Impact of variants and vaccination on nasal immunity across three waves of SARS-CoV-2
Abstract
SARS-CoV-2 infection and COVID-19 disease vary with respect to viral variant and host vaccination status. However, how vaccines, emergent variants, and their intersection shift host responses in the human nasal mucosa remains uncharacterized. We and others have shown during the first SARS-CoV-2 wave that a muted nasal epithelial interferon response at the site of infection underlies severe COVID-19. We sought to further understand how upper airway cell subsets and states associate with COVID-19 phenotypes across viral variants and vaccination. Here, we integrated new single-cell RNA-sequencing (scRNA-seq) data from nasopharyngeal swabs collected from 67 adult participants during the Delta and Omicron waves with data from 45 participants collected during the original (Ancestral) wave in our prior study. By characterizing detailed cellular states during infection, we identified changes in epithelial and immune cells that are both unique and shared across variants and vaccination status. By defining SARS-CoV-2 RNA+ cells for each variant, we found that Delta samples had a marked increase in the abundance of viral RNA+ cells.

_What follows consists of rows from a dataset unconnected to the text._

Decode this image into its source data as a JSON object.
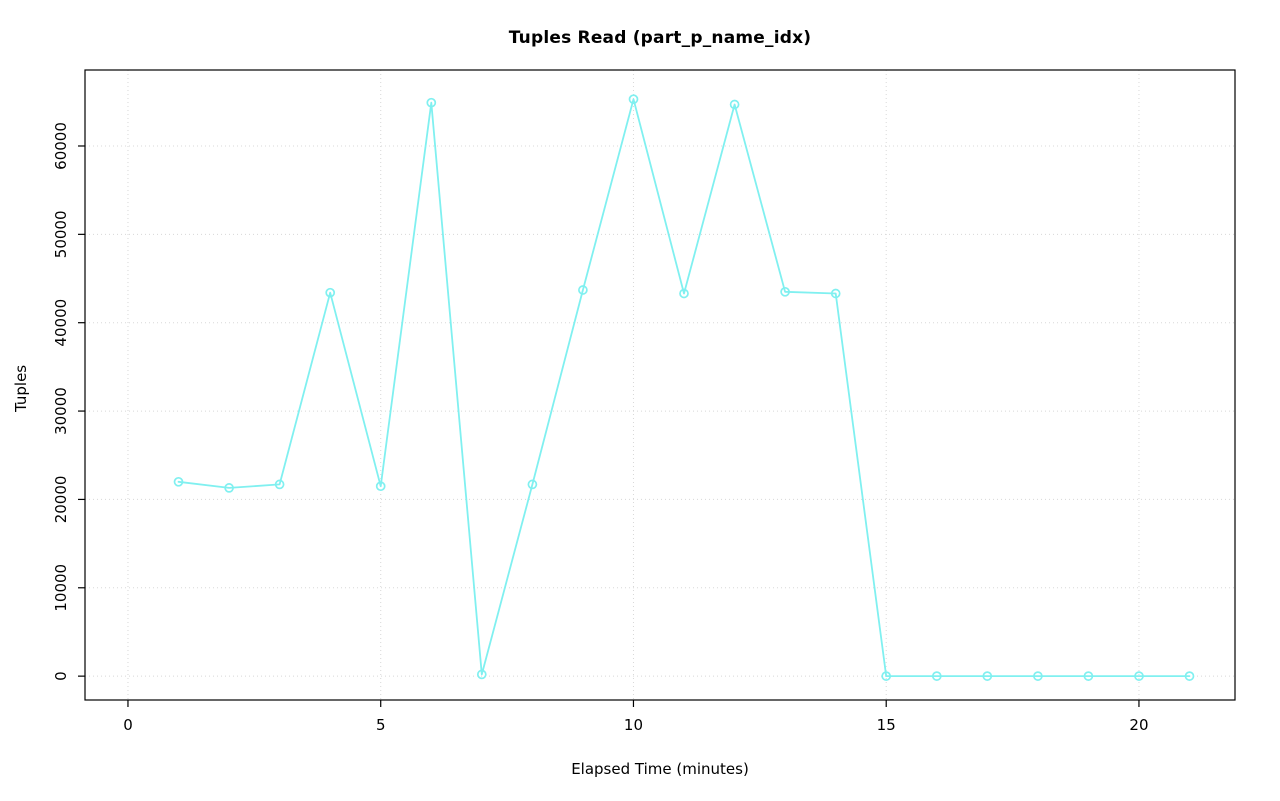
{
  "page": {
    "background": "#ffffff"
  },
  "chart_data": {
    "type": "line",
    "title": "Tuples Read (part_p_name_idx)",
    "xlabel": "Elapsed Time (minutes)",
    "ylabel": "Tuples",
    "x": [
      1,
      2,
      3,
      4,
      5,
      6,
      7,
      8,
      9,
      10,
      11,
      12,
      13,
      14,
      15,
      16,
      17,
      18,
      19,
      20,
      21
    ],
    "y": [
      22000,
      21300,
      21700,
      43400,
      21500,
      64900,
      200,
      21700,
      43700,
      65300,
      43300,
      64700,
      43500,
      43300,
      0,
      0,
      0,
      0,
      0,
      0,
      0
    ],
    "xlim": [
      -0.85,
      21.9
    ],
    "ylim": [
      -2700,
      68600
    ],
    "xticks": [
      0,
      5,
      10,
      15,
      20
    ],
    "yticks": [
      0,
      10000,
      20000,
      30000,
      40000,
      50000,
      60000
    ],
    "grid": true,
    "legend": "none",
    "marker": "open-circle",
    "line_color": "#80F0F0",
    "grid_color": "#D8D8D8",
    "axis_color": "#000000",
    "text_color": "#000000"
  }
}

Despite this dramatic increase in viral RNA+ cells in Delta cases, the nasal cellular compositions of Delta and Omicron exhibit greater similarity, driven partly by myeloid subsets, than the Ancestral landscapes associated with specialized epithelial subsets. We found that vaccination prior to infection was surprisingly associated with nasal macrophage recruitment and activation rather than adaptive immune cell signatures. While patients with severe disease caused by Ancestral or Delta variants had muted interferon responses, Omicron-infected patients had equivalent interferon responses regardless of disease severity. Our study defines the evolution of cellular targets and signatures of disease severity in the upper respiratory tract across SARS-CoV-2 variants, and suggests that intramuscular vaccines shape myeloid responses in the nasal mucosa upon SARS-CoV-2 infection.